Detect and remove outliers

The interquartile range is the central 50% or the area between the 75th and the 25th percentile of a distribution. A point is an outlier if it is above the 75th or below the 25th percentile by a factor of 1.5 times the IQR.

#Detect Ouliers
Q <- quantile(Ind_NY$Employees, probs=c(.25, .75), na.rm = FALSE)
iqr <- IQR(Ind_NY$Employees)
up <-  Q[2]+1.5*iqr # Upper Range  
low<- Q[1]-1.5*iqr # Lower Range
#Removing outliers
eliminated<- subset(Ind_NY, Ind_NY$Employees > (Q[1] - 1.5*iqr) & Ind_NY$Employees < (Q[2]+1.5*iqr))
#Plot after removing the outliers
ggplot(eliminated, aes(x=Industry, y=Employees))+
geom_boxplot()+
coord_flip() + 
theme_classic()+
  labs(x = "Industry", y = "Employees")

#Get the average employment for NY state
AVG_EMP <- eliminated %>%
  group_by(Industry) %>%
  summarise(Employees_AVG = round(mean(Employees),1))
 
#Plot a distribution of average employment for NY state
ggplot(AVG_EMP, aes(x=Industry, y=Employees_AVG))+
geom_bar(stat="identity")+
coord_flip() + 
theme_classic()+
  labs(x = "Industry", y = "Average Employees")

Question 3

Now imagine you work for an investor and want to see which industries generate the most revenue per employee. Create a chart that makes this information clear.

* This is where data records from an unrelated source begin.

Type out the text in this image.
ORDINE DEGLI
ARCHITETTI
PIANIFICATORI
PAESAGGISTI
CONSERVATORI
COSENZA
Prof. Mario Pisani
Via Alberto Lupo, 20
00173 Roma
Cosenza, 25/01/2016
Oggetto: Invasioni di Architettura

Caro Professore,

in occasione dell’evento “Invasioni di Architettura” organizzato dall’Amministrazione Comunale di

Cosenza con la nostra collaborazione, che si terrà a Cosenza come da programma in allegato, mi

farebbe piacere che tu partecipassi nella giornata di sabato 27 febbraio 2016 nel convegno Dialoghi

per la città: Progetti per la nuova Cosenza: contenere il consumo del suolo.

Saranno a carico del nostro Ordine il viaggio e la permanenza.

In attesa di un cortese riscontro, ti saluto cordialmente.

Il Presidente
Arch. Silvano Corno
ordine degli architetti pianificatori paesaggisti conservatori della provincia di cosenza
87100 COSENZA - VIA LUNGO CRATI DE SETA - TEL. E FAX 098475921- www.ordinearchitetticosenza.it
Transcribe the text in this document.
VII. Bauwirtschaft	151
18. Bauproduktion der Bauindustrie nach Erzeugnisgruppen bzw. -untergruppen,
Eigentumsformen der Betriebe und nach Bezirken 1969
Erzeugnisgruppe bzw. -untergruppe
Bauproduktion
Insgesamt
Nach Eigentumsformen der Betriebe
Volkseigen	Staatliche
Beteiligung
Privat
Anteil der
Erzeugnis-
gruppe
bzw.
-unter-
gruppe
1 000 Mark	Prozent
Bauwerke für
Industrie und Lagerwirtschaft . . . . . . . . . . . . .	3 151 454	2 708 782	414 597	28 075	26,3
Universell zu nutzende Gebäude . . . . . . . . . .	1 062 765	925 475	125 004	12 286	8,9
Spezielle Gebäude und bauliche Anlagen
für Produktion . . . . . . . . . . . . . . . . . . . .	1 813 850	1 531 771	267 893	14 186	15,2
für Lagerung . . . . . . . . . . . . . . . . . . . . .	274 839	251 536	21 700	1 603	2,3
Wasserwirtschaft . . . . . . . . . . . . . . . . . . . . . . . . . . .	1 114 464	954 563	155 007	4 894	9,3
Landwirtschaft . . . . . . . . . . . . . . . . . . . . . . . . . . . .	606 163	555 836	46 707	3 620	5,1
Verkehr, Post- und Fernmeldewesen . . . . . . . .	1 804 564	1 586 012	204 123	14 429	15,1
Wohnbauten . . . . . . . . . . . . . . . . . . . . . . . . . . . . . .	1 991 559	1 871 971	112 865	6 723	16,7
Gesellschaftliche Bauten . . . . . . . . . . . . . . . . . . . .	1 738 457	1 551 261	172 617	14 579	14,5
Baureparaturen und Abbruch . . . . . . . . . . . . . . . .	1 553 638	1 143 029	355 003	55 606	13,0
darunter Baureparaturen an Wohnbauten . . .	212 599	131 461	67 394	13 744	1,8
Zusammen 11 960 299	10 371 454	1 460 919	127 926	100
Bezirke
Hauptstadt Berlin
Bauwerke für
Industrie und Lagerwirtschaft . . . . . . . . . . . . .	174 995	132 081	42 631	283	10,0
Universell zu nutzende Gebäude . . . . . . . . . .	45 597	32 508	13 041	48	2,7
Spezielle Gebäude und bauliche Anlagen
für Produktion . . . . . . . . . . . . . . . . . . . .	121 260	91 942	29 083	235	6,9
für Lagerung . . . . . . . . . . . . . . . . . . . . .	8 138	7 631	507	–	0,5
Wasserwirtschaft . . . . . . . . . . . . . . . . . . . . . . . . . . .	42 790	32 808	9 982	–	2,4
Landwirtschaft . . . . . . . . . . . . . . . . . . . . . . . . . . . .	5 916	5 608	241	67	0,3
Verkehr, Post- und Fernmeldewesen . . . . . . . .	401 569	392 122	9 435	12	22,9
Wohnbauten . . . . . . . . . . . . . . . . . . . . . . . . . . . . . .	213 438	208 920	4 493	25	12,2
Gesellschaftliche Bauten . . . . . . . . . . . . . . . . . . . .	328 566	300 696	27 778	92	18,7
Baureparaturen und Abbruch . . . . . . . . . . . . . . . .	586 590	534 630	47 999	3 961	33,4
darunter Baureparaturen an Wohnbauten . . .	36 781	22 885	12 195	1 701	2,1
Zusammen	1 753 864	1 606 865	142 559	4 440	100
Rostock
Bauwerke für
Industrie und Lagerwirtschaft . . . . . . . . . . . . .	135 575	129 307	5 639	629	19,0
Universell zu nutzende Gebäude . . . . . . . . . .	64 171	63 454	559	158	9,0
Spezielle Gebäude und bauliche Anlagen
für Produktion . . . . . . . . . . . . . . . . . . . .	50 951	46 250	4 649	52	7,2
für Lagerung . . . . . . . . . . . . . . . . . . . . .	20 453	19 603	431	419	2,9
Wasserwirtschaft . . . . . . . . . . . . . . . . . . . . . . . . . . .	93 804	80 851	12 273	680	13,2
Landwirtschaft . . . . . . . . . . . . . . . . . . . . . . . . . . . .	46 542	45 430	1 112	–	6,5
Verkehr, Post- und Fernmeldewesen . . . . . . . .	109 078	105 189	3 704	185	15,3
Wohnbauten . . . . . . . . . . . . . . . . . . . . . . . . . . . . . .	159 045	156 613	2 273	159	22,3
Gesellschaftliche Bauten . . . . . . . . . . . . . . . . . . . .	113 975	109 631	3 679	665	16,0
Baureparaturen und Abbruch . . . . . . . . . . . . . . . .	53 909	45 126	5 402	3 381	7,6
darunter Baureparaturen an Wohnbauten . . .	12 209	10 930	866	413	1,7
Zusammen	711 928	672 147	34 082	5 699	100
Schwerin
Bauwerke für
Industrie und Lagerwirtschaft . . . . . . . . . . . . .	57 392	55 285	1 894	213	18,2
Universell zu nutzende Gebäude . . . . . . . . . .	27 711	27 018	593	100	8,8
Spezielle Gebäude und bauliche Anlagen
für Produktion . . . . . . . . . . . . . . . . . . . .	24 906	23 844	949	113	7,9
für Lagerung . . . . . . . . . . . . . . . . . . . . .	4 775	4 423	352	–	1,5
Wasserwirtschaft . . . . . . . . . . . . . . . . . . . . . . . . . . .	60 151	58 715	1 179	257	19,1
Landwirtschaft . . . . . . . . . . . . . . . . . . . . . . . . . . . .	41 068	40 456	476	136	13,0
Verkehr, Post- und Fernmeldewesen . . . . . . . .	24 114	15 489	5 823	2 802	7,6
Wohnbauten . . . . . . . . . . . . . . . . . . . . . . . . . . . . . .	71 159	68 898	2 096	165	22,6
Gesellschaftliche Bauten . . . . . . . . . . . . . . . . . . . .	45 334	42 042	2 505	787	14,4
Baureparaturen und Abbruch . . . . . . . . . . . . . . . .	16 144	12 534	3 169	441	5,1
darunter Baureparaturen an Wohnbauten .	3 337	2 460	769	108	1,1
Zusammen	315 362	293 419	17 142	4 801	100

Once again, the distribution per industry should be shown.

inc %>% 
  #Select rows with companies based on NY
  filter(State == "NY") %>% 
  #drop any rows with missing values.
  drop_na() %>% 
  group_by(Industry) %>% 
  #Calculate the employees and total revenue and calculate revenue per employee
  summarise(Employees = sum(Employees),
            Revenue = sum(Revenue)) %>% 
  mutate(revenue_employee = Revenue/Employees) %>% 
  
#Create a bar chart of all industries by most revenue per employee in a descending order.
  ggplot(aes(x = reorder(Industry, revenue_employee), y = revenue_employee)) +
  geom_bar(stat = "identity", fill = "#FF6666") +
  coord_flip() + 
  labs(title = "Most Revenue per Employee in NY", x = "Industry", y = "Revenue per Employee") +
  theme_minimal()